Number of MPI processes:	1	2	4
2018.1.163 omp_get_max_threads	8	4	2
2018.1.163 mkl_get_max_threads	4	2	1
2021.3.0 omp_get_max_threads	8	4	2
2021.3.0 mkl_get_max_threads	1	1	1

So as you can see: omp_get_max_threads() correctly takes into account the number of processes when determining the maximum number of threads (but also gives one thread for each hyperthreading logical core), while mkl_get_max_threads() used to do the same in 2018 but only considering physical cores, while in 2021.3.0 it always sets the default number of threads to 1 in an MPI context, no matter whether it is run in serial or parallel.
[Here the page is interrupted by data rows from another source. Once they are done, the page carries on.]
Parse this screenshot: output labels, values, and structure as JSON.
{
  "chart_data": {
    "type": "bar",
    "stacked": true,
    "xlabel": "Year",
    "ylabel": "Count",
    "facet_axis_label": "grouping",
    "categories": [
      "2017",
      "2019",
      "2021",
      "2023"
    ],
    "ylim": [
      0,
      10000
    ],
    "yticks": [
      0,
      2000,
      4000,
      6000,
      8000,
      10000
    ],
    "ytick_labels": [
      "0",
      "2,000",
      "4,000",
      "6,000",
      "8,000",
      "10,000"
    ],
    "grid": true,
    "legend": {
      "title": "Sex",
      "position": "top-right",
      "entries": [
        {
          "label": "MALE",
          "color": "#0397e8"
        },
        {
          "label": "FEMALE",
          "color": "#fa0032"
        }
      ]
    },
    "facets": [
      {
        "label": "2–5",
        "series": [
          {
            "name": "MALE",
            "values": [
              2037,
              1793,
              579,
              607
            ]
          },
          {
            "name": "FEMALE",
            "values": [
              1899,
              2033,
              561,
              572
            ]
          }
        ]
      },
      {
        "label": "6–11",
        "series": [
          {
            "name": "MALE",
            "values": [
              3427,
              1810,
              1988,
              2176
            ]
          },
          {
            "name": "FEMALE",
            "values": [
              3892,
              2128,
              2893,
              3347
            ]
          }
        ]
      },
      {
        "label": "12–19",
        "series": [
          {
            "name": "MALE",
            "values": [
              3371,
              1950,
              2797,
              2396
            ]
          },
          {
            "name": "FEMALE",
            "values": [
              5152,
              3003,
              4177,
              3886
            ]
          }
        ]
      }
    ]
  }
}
Gennady_F_Intel · ‎07-13-2021

I am interested to reproduce the performance regression behavior between 2018 and 2021.3 versions of MKL.

could you give us the exact code you use? and show us as well - how did you call this executable.

fanselm · ‎07-13-2021

Sure, I posted the code above, but here it is again:

stat_num_threads.cpp:

#include <mkl.h>
#include <mpi.h>
#include <omp.h>
#include <iostream>
#include <cassert>

int main()
{
    // Calling mkl_get_max_threads() before initializing MPI leads to
    // max threads equal to number of physical cores. If not, max threads
    // will be 1 when we initialize MPI.
    //std::cout << "Before MPI_Init():\n";
    //std::cout << "omp_max_num_threads=" << omp_get_max_threads() << "\n";
    //std::cout << "mkl_max_num_threads=" << mkl_get_max_threads() << "\n";
    int mpi_argc = 0;
    char** mpi_argv = nullptr;
    assert(MPI_Init(&mpi_argc, &mpi_argv) == MPI_SUCCESS);
    int world_size = 0;
    assert(MPI_Comm_size(MPI_COMM_WORLD, &world_size) == MPI_SUCCESS);
    std::cout << "MPI world size=" << world_size << "\n";
    std::cout << "After MPI_Init():\n";
    std::cout << "omp_max_num_threads=" << omp_get_max_threads() << "\n";
    std::cout << "mkl_max_num_threads=" << mkl_get_max_threads() << "\n";

    assert(MPI_Finalize() == MPI_SUCCESS);
}

I have this Makefile:

all: stat_num_threads

IOMP_LIBS = /opt/intel/oneapi/compiler/latest/linux/compiler/lib/intel64

stat_num_threads: stat_num_threads.cpp
	mpicxx -std=c++14 -fopenmp -m64 -I"${MKLROOT}/include" stat_num_threads.cpp -o stat_num_threads \
	-L${IOMP_LIBS} -L${MKLROOT}/lib/intel64 \
	-Wl,--no-as-needed -lmkl_intel_lp64 -lmkl_intel_thread -lmkl_core -liomp5 -lpthread -lm -ldl

clean:
	rm -f ./stat_num_threads

.PHONY: all clean

I start a new terminal and source /opt/intel/oneapi/setvars.sh and then make. Then I run first in serial: $> ./stat_num_threads and then in parallel $> mpirun -n NN ./stat_num_threads or to get separate output from each process: $mpirun -n NN xterm -hold -e ./stat_num_threads. I have not set OMP_NUM_THREADS nor MKL_NUM_THREADS. All other info about my system and compiler are given above. I can give you output with I_MPI_DEBUG=5 as well if that helps?